Over 80% of ads don’t reach the 2.5 second attention-memory threshold

Why does this threshold even matter?

Because you need to hit the threshold if you want your brand to grow.

We talk often about the viewability gap, where around 75% of the ads you pay for don’t deliver the value you think they do. That figure is set at the 3-second mark. When we raise the bar to a 2.5 second threshold, around 85%* of the ads you pay for don’t hit the mark.

To land on why this matters, we need to revisit how advertising works. Here are a few fast facts:

  1. Advertising doesn’t persuade.
  2. Advertising does not create immediately felt behavioural change.
  3. Successful advertising reinforces behaviour, rather than changing it.
  4. This takes a long time.
  5. Successful advertising nudges the buying propensity of a lot of people.

The way advertising works is not at all influenced by how we think it works; success comes from working cleverly within the confines of what we do know about advertising.

“How a marketer thinks advertising works directly shapes what is created, which media is chosen, who is targeted and what is measured.”  – The Attention Economy and How Media Works

Why 2.5 seconds?

From the work we have done around advertising decay, we can see a relationship between active attention seconds and days in memory. There is a point, the 2.5 second mark, where the number of active attention seconds starts to make a difference to the length of time a brand stays in a person’s memory.

When an ad receives more than 2.5 seconds of attention, we can start talking about enduring impact.

Nudge not shove

Advertising doesn’t prompt big changes in buyer behaviour, it nudges over time.

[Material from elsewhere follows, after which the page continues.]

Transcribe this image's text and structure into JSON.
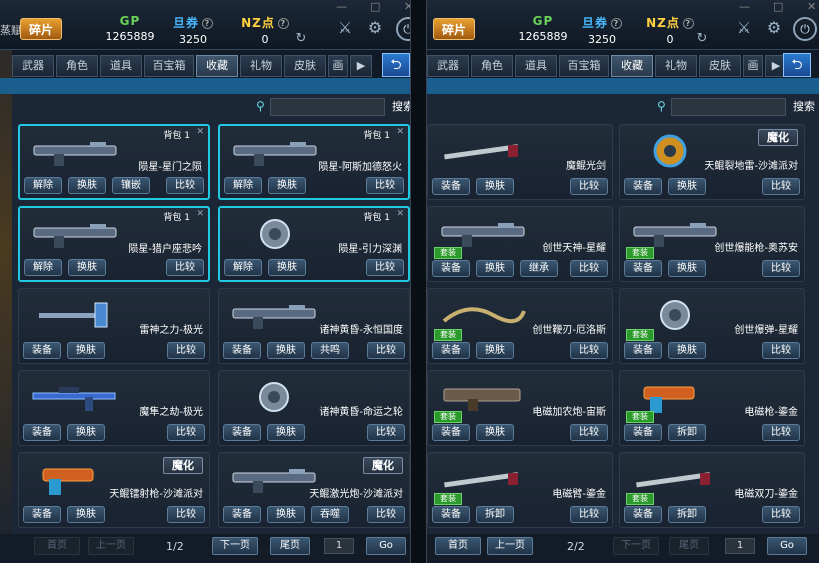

Its goal is to make small shifts across the whole audience, over time, and most pertinently as a buyer comes into the buying window. It’s advertising’s job to make you think of Solo to quench a thirst, or Cadbury’s Favourites to take to a dinner party when the host tells you not to bring a thing. And because we’re talking about humans here, each person will be looking to buy at a different time, which means there is no immediate effect and no direct link.

The stark reality of advertising is that it takes a large increase in advertising spend to generate a small increase in sales. There are no seismic shifts. Even a small shift in the right direction is good, and market share maintenance is an achievement in itself.

So if advertising is nudging not shoving what should it be doing? At its simplest, it should be announcing to potential buyers that a brand exists. And because people’s memories are filled with other problems, like staying alive and keeping their jobs, advertising needs to keep reminding them that the brand exists.

This might all seem like advertising 101, but it sits at the heart of why the attention-memory threshold is so important.

Enter mental availability

If we’re nudging, and nudging, and there is no immediate effect, how can advertising effectiveness be measured? One way is tracking a brand’s mental availability – the strength of memory structures that ensure a brand is thought of at the purchase occasion. Mental availability is closely related to market share growth and decline, and is widely accepted as an indicator of brand strength.

Through our research we know that attention and mental availability are related. With our client OMD, we conducted a study of 600 people in the US who collectively viewed over 3,300 impressions of 12 brands across three categories on three online video platforms. We found a direct relationship between mental availability and active attention.

When ads don’t meet the attention-memory threshold of 2.5 seconds, it’s hard for mental availability to grow, which makes it even harder to grow market share.

Reality check

If the biggest percentage of your ad budget sits below the attention-memory threshold because it’s being spent on lower attention platforms and formats, the money you spend won’t be growing market share.

Without attention, brands can’t grow.